Using my hands like pectoral fins, making sculling motions like a goldfish, I turned slowly around in a circle. My blood was pulsing in my temples. My body felt squished in by the water pressure.

Stay under just one more moment, I told myself. Look again. Turning around in the mermaid world, I strained to see something, but there was no sign of the baby whale.

My lungs were on fire from my desperation to breathe, my head throbbing from the buildup in my blood of carbon dioxide that I couldn’t exhale—it increased the blood flow to my brain and my urgent drive to breathe. I shot back to the surface, hoping I could reach it before I ran out of air, before I blacked out from the lack of oxygen, and drowned. My ears were popping from the acute changes in pressure, my
muscles ached from lack of oxygen, and my lungs felt like they were imploding and screeching for life.

Three bubbles, two bubbles, one bubble—hold on to that last bubble. Intense pressure. Pain. One last huge silver bubble flew to the surface and burst.

Gasping for breath, lying on my back, treading water, body one big ache, I breathed hard and fast. My heart was pounding and my head felt like it was about to explode. I lay there floating, trying to get my breath back to normal. Trying to get my heart rate down. Trying to get back in balance.

One more time, I would try. But I knew I needed to rest for a few minutes. I needed to get the lactic acid out and more oxygen into my blood.

Lifting my feet up, remembering to pretend that I had a quarter between my shoulder blades that I needed to press into the water, I floated, letting my mind relax to take the pressure out of my head. Looking up into a sky filled with the colors of Provence, the bright blue of the sky, the yellow of the sun, and the white of the clouds, I watched the clouds become beluga whales, angelfish, sticky macaroons, woolly llamas playing flutes, the summit of Mont Blanc, great
cutter ships and white elephants and fluffy white house cats, furry borzois and the great Pyrenees.

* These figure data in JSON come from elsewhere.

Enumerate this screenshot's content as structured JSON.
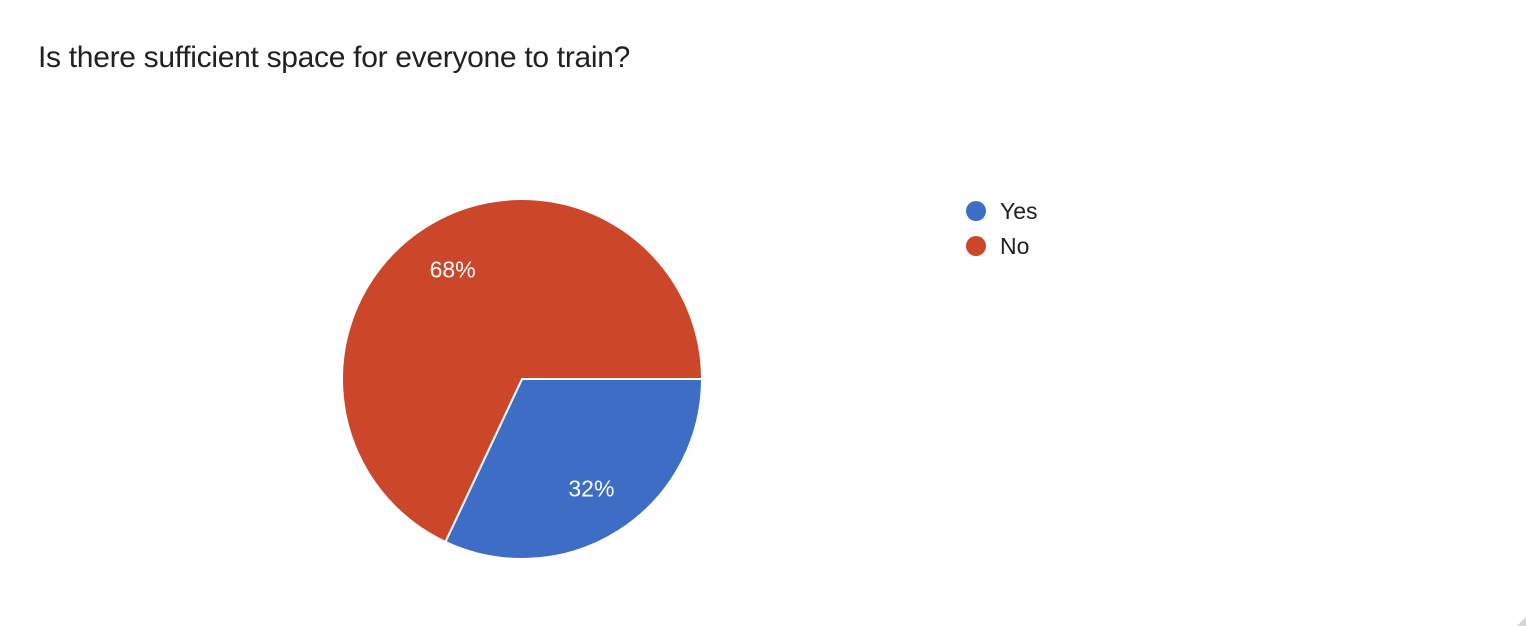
{
  "page": {
    "background_color": "#ffffff"
  },
  "question": {
    "title": "Is there sufficient space for everyone to train?"
  },
  "chart_data": {
    "type": "pie",
    "title": "Is there sufficient space for everyone to train?",
    "categories": [
      "Yes",
      "No"
    ],
    "values": [
      32,
      68
    ],
    "unit": "percent",
    "display_labels": [
      "32%",
      "68%"
    ],
    "colors": [
      "#3d6dc5",
      "#cc4729"
    ],
    "slice_label_color": "#ffffff",
    "legend_position": "right",
    "start_angle_deg": 0,
    "direction": "clockwise"
  },
  "legend": {
    "items": [
      {
        "label": "Yes",
        "color": "#3d6dc5"
      },
      {
        "label": "No",
        "color": "#cc4729"
      }
    ]
  }
}
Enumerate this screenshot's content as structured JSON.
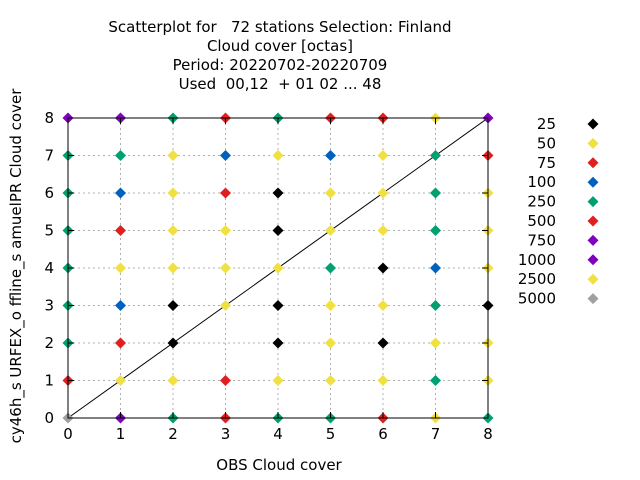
{
  "chart_data": {
    "type": "scatter",
    "title_lines": [
      "Scatterplot for   72 stations Selection: Finland",
      "Cloud cover [octas]",
      "Period: 20220702-20220709",
      "Used  00,12  + 01 02 ... 48"
    ],
    "xlabel": "OBS Cloud cover",
    "ylabel": "cy46h_s URFEX_o ffline_s amuelPR Cloud cover",
    "xlim": [
      0,
      8
    ],
    "ylim": [
      0,
      8
    ],
    "xticks": [
      "0",
      "1",
      "2",
      "3",
      "4",
      "5",
      "6",
      "7",
      "8"
    ],
    "yticks": [
      "0",
      "1",
      "2",
      "3",
      "4",
      "5",
      "6",
      "7",
      "8"
    ],
    "grid": true,
    "diagonal_line": true,
    "legend_position": "right",
    "series": [
      {
        "name": "25",
        "color": "#000000",
        "points": [
          [
            2,
            2
          ],
          [
            2,
            3
          ],
          [
            4,
            2
          ],
          [
            4,
            3
          ],
          [
            4,
            5
          ],
          [
            4,
            6
          ],
          [
            6,
            2
          ],
          [
            6,
            4
          ],
          [
            8,
            3
          ]
        ]
      },
      {
        "name": "50",
        "color": "#f0e040",
        "points": [
          [
            1,
            1
          ],
          [
            1,
            4
          ],
          [
            2,
            1
          ],
          [
            2,
            4
          ],
          [
            2,
            5
          ],
          [
            2,
            6
          ],
          [
            2,
            7
          ],
          [
            3,
            3
          ],
          [
            3,
            4
          ],
          [
            3,
            5
          ],
          [
            4,
            1
          ],
          [
            4,
            4
          ],
          [
            4,
            7
          ],
          [
            5,
            1
          ],
          [
            5,
            2
          ],
          [
            5,
            3
          ],
          [
            5,
            5
          ],
          [
            5,
            6
          ],
          [
            6,
            1
          ],
          [
            6,
            3
          ],
          [
            6,
            5
          ],
          [
            6,
            6
          ],
          [
            6,
            7
          ],
          [
            7,
            2
          ],
          [
            7,
            8
          ],
          [
            8,
            1
          ],
          [
            8,
            2
          ],
          [
            8,
            4
          ],
          [
            8,
            5
          ],
          [
            8,
            6
          ]
        ]
      },
      {
        "name": "75",
        "color": "#e02020",
        "points": [
          [
            0,
            1
          ],
          [
            1,
            2
          ],
          [
            1,
            5
          ],
          [
            3,
            1
          ],
          [
            3,
            6
          ],
          [
            3,
            8
          ],
          [
            5,
            8
          ],
          [
            6,
            8
          ],
          [
            8,
            7
          ]
        ]
      },
      {
        "name": "100",
        "color": "#0060c0",
        "points": [
          [
            1,
            3
          ],
          [
            1,
            6
          ],
          [
            3,
            7
          ],
          [
            5,
            7
          ],
          [
            7,
            4
          ]
        ]
      },
      {
        "name": "250",
        "color": "#00a070",
        "points": [
          [
            0,
            2
          ],
          [
            0,
            3
          ],
          [
            0,
            4
          ],
          [
            0,
            5
          ],
          [
            0,
            6
          ],
          [
            0,
            7
          ],
          [
            1,
            7
          ],
          [
            2,
            0
          ],
          [
            2,
            8
          ],
          [
            4,
            0
          ],
          [
            4,
            8
          ],
          [
            5,
            0
          ],
          [
            5,
            4
          ],
          [
            7,
            1
          ],
          [
            7,
            3
          ],
          [
            7,
            5
          ],
          [
            7,
            6
          ],
          [
            7,
            7
          ],
          [
            8,
            0
          ]
        ]
      },
      {
        "name": "500",
        "color": "#e02020",
        "points": [
          [
            3,
            0
          ],
          [
            6,
            0
          ]
        ]
      },
      {
        "name": "750",
        "color": "#8000c0",
        "points": [
          [
            0,
            8
          ],
          [
            1,
            8
          ]
        ]
      },
      {
        "name": "1000",
        "color": "#8000c0",
        "points": [
          [
            1,
            0
          ],
          [
            8,
            8
          ]
        ]
      },
      {
        "name": "2500",
        "color": "#f0e040",
        "points": [
          [
            7,
            0
          ]
        ]
      },
      {
        "name": "5000",
        "color": "#a0a0a0",
        "points": [
          [
            0,
            0
          ]
        ]
      }
    ]
  }
}
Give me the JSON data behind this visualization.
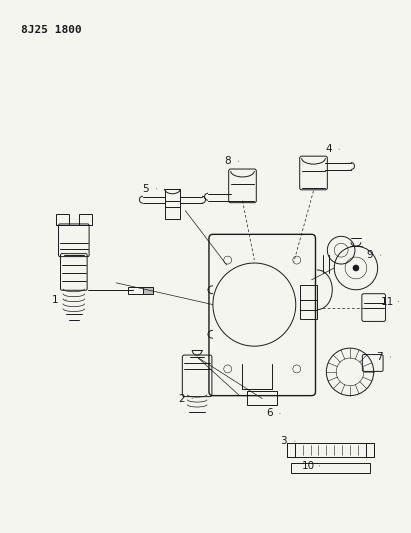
{
  "title": "8J25 1800",
  "bg_color": "#f5f5f0",
  "line_color": "#1a1a1a",
  "fig_width": 4.11,
  "fig_height": 5.33,
  "dpi": 100
}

Floating like the clouds I rode the ocean currents.

The water suddenly became gritty, discolored, earthy brown and red, flecked with shiny mica. I was in a small river of sand and silt, caught in a riptide flowing offshore. It was a small riptide, moving at only one knot or two, but in a few minutes, it had carried me two hundred yards offshore. I knew it was nothing to be afraid of; it’s only when you try to turn and swim directly into a rip that you have problems. If I needed to get into shore at any point, I could get out of the rip by just swimming fifty or a hundred yards parallel to shore, and then I could swim to shore. I enjoyed the free ride on the riptide into deeper water, and the trip gave me inspiration for a new plan.

This time I would dive deeper and faster with the hope of finding the baby whale. Taking seven deep breaths, I dove and pulled as fast as my arms would move, and pulled myself down twenty-five feet. A school of bat rays were swimming in single file, flapping their wings, swimming right toward me. They
grew bigger as they swam closer. From wing tip to wing tip they were five feet wide, and they must have weighed two hundred pounds each, maybe more. Their bodies were flat, their skin was smooth and like a surfer’s wet suit. Their heads were large and protruded in front of their fins.